Mary McIntyre was born in Northern Ireland where she lives and works. She graduated Master of Fine Art in 1990 at the at the University of Ulster at Belfast where she is a Reader in Fine Art.

Mary McIntyre’s photographs often present spaces and places that have been forgotten and overlooked. The atmosphere of each location resonates from the image. With this in mind she depicts the transformation that occurs to these locations at specific times of day, when for a fleeting moment, the play of light can transform the mundane, urban environment. When photographed at night and artificially lit, these spaces begin to take on a cinematic quality, imbuing them with a heightened psychological charge.

The Picturesque and Romantic movements in European landscape painting play an important role in McIntyre’s work. She is interested in making links between painting and photography, adopting the formal qualities of painting long associated with artists such as Jean-Baptiste Camille Corot and Jacob Van Ruisdael, to re-interpret them within a contemporary context. Her work recognises that our ways of ‘seeing’ the landscape are conditioned through our knowledge of its historical depictions in painting and that both painting and photography not only portray but also construct ‘the landscape’. McIntyre’s landscape images do not seek to represent traditional rural idylls, instead they depict vistas that are in themselves constructed and man-made so that each scene is interrupted with evidence of urban activity.
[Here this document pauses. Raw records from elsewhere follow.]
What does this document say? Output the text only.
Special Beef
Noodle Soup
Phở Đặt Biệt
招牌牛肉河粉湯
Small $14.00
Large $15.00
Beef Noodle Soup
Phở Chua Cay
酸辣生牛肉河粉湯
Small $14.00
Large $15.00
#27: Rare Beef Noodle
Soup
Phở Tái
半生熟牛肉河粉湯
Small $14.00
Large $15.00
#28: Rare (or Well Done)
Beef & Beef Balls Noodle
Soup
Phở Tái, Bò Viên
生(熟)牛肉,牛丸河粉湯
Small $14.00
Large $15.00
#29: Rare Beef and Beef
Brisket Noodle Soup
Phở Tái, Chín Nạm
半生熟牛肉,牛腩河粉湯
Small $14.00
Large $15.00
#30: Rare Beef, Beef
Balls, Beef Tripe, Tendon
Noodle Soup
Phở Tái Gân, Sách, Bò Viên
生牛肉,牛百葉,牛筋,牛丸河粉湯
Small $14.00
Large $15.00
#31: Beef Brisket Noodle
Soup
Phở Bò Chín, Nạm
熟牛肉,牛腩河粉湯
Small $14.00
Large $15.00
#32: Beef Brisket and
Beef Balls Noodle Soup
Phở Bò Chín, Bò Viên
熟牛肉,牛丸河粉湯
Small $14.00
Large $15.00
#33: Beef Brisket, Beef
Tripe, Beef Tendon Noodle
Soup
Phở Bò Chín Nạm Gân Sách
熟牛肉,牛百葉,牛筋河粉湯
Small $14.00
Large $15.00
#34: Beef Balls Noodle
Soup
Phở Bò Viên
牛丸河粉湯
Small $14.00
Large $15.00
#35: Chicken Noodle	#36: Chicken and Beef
McIntyre is also interested in locating contemporary photography in relation to art-historical ideas of the sublime, through images that explore elements of natural phenomena. These photographs fix the most transient conditions of the landscape, the ‘elements’ themselves, in representation. By photographing in very specific weathers, particularly mist and fog, she produces documents of that which is intangible; in these images, the landscape itself, the supposed ‘site’ of the work, is rendered unknowable and becomes an absent subject.

Interested in the photograph’s object quality, McIntyre uses installation as a means of activating the spaces that her photographs inhabit and in doing so makes the viewer aware of the act of ‘looking’.